In altre parole, deve ritenersi che l’escavazione del sottosuolo di un edificio condominiale e l’utilizzo dello spazio ricavato al vantaggio esclusivo di un condomino non solo limiti l’uso ed il godimento del sottosuolo da parte degli altri condomini, ma si concretizzi in una appropriazione del bene comune, laddove il volume risultante dalla escavazione venga inglobato, nella proprietà esclusiva di un condomino ed, in tal modo, definitivamente sottratto ad ogni possibilità di futuro godimento da parte degli altri.
Per quanto sopra è illegittimo il comportamento di un condomino che, attraverso opere di escavazione ricava un piccolo ripostiglio nel sottosuolo.

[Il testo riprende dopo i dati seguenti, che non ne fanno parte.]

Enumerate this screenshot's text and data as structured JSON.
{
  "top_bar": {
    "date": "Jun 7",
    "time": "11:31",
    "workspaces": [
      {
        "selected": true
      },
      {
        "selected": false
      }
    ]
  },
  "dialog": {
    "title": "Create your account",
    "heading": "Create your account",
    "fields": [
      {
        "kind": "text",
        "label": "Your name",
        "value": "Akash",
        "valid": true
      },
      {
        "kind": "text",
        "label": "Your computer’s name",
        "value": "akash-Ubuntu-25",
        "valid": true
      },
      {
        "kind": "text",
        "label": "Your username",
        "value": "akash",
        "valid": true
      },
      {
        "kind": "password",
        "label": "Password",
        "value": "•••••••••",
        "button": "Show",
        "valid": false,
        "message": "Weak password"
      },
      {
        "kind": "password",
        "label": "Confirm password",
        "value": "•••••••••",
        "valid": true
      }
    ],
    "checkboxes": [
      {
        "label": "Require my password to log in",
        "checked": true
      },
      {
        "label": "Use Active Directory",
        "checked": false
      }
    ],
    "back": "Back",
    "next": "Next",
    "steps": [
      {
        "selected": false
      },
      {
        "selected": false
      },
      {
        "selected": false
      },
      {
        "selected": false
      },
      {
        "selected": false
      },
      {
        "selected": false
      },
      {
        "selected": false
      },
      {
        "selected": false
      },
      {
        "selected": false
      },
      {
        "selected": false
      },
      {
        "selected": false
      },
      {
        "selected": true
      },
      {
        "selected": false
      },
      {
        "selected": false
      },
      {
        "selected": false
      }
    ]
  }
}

Tale illegittimità risultata ancora più evidente in un caso esaminato dalla Suprema Corte in cui un condomino, dopo aver forato il pavimento, aveva realizzato una nuova cantina di notevoli dimensioni.
In particolare, in questo caso, mentre prima dell’escavazione operata dal proprietario dell’appartamento posto al piano-terra tra il piano di calpestio di quell’appartamento ed il sottostante terreno di sedime dell’edificio vi era uno spazio libero di altezza pari a m.0,75, costituente la camera d’aria del fabbricato, successivamente alle predette opere di scavo, lo stesso condomino aveva ricavato, al di sotto dell’immobile da lui acquistato, un’unità immobiliare, estesa mq. 25 ed alta da m.1,70 a m. 2,15, cui era possibile accedere attraverso un cancelletto in vetro e griglia e scala con gradini in cemento (Cass. civ., sez. II, 21/05/2001, n. 6921).
Ma è stata ritenuto illegittima pure l’opera di un condomino che all’interno di un suo locale aveva realizzato uno sbancamento del terreno sottostante ed un abbassamento del pavimento di circa 50 cm. (Cass. civ., sez. II, 19/03/1996, n. 2295).
Tale escavazione non è stata, quindi, di poco conto, dato che è stata costruita una camera d’aria, attraverso il notevole abbassamento del pavimento, tale da consentire la costruzione di un soppalco.
Del resto la natura di tale opera induce ad escludere che nell’abbassamento di livello del pavimento possa parlarsi di un intervento necessario ed indispensabile per la messa in opera dei manufatti, in quanto le opere di rinforzo delle fondazioni e dei muri possono essere eseguite indipendentemente dall’abbassamento dell’intero pavimento.